Dieser lässt meine Hand los und geht auf ihn zu. „Das ist Maxwell, mein Hengst. Er ist der Sohn von Mirabell, dem Pferd meiner Mutter." erzählt er mir und streicht dem Tier behutsam über den Hals. Ich trete näher, habe aber dennoch Respekt vor ihm. Der Hengst ist groß, aber wirklich schön.

„Er ist ein Araber." - „Er ist groß." meine ich unsicher lachend. Harry nickt. „Er hat ein Stockmaß von 1,62 Meter." - „Er ist doch größer!" widerspreche ich verwundert. „Das ist seine Schulterhöhe." erklärt er mir und zieht einen Apfel aus der Hosentasche. „Hier." meint er und gibt ihn mir. Ich trete einen Schritt näher und halte ihn Maxwell hin. Er schnuppert kurz und nimmt ihn mir dann vorsichtig aus der Hand.

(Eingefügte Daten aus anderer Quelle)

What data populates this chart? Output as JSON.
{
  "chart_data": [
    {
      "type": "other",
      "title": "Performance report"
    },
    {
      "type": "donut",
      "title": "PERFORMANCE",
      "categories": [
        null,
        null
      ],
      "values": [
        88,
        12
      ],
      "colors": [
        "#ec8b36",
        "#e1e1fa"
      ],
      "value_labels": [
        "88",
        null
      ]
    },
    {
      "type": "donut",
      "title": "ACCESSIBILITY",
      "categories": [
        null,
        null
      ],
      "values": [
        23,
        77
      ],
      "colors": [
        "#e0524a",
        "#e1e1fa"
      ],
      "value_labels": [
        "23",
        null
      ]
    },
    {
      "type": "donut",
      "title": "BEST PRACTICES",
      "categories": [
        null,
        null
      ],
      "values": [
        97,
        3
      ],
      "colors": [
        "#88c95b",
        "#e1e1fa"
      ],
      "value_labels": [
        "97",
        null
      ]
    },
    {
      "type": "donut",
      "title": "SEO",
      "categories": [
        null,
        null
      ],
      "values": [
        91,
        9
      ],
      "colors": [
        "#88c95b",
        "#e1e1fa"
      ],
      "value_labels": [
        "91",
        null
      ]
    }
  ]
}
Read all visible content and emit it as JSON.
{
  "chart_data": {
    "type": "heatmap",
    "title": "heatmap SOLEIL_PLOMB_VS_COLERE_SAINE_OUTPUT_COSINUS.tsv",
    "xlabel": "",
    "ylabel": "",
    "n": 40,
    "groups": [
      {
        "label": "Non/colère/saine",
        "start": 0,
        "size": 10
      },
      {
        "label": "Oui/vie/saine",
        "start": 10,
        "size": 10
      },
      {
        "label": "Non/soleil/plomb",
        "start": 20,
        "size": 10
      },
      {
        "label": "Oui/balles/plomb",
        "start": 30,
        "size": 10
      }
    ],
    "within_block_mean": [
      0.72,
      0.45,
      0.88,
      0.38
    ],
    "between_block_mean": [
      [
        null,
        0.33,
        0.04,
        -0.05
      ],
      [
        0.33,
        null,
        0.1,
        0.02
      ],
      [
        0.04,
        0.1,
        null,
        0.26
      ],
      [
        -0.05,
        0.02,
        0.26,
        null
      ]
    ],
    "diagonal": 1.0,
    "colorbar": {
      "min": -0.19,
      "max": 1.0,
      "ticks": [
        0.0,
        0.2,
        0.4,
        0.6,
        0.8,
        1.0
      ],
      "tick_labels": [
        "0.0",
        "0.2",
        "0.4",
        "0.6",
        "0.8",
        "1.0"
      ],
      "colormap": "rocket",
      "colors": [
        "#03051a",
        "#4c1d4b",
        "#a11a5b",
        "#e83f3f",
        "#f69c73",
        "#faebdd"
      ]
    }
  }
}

Harry lächelt, nimmt meine Hand in seine und legt sie unter seiner auf den Hals des Pferdes. Maxwell ist scheinbar total entspannt in Harrys Gegenwart. „Er kennt mich, seitdem er geboren wurde." beantwortet mir die unausgesprochene Frage. „Ich war das letzte Mal vor einem halben Jahr hier, nur für zwei Tage, das war viel zu wenig." seufzt er und und lässt meine Hand los. Ich streichle das Tier fasziniert weiter und beobachte, wie Harry seine Finger durch die Mähne des Tieres gleiten lässt.

„Hast du Hunger?" fragt Harry mich dann, aber ich schüttle den Kopf. „Ich war mit Vicky Mittagessen, du?" Er zuckt mit den Schultern. „Ein wenig. Komm mit." Schnallst mit der Zunge und der Hengst folgt ihm. Wir gehen zur Box und fragend sehe ich Harry an.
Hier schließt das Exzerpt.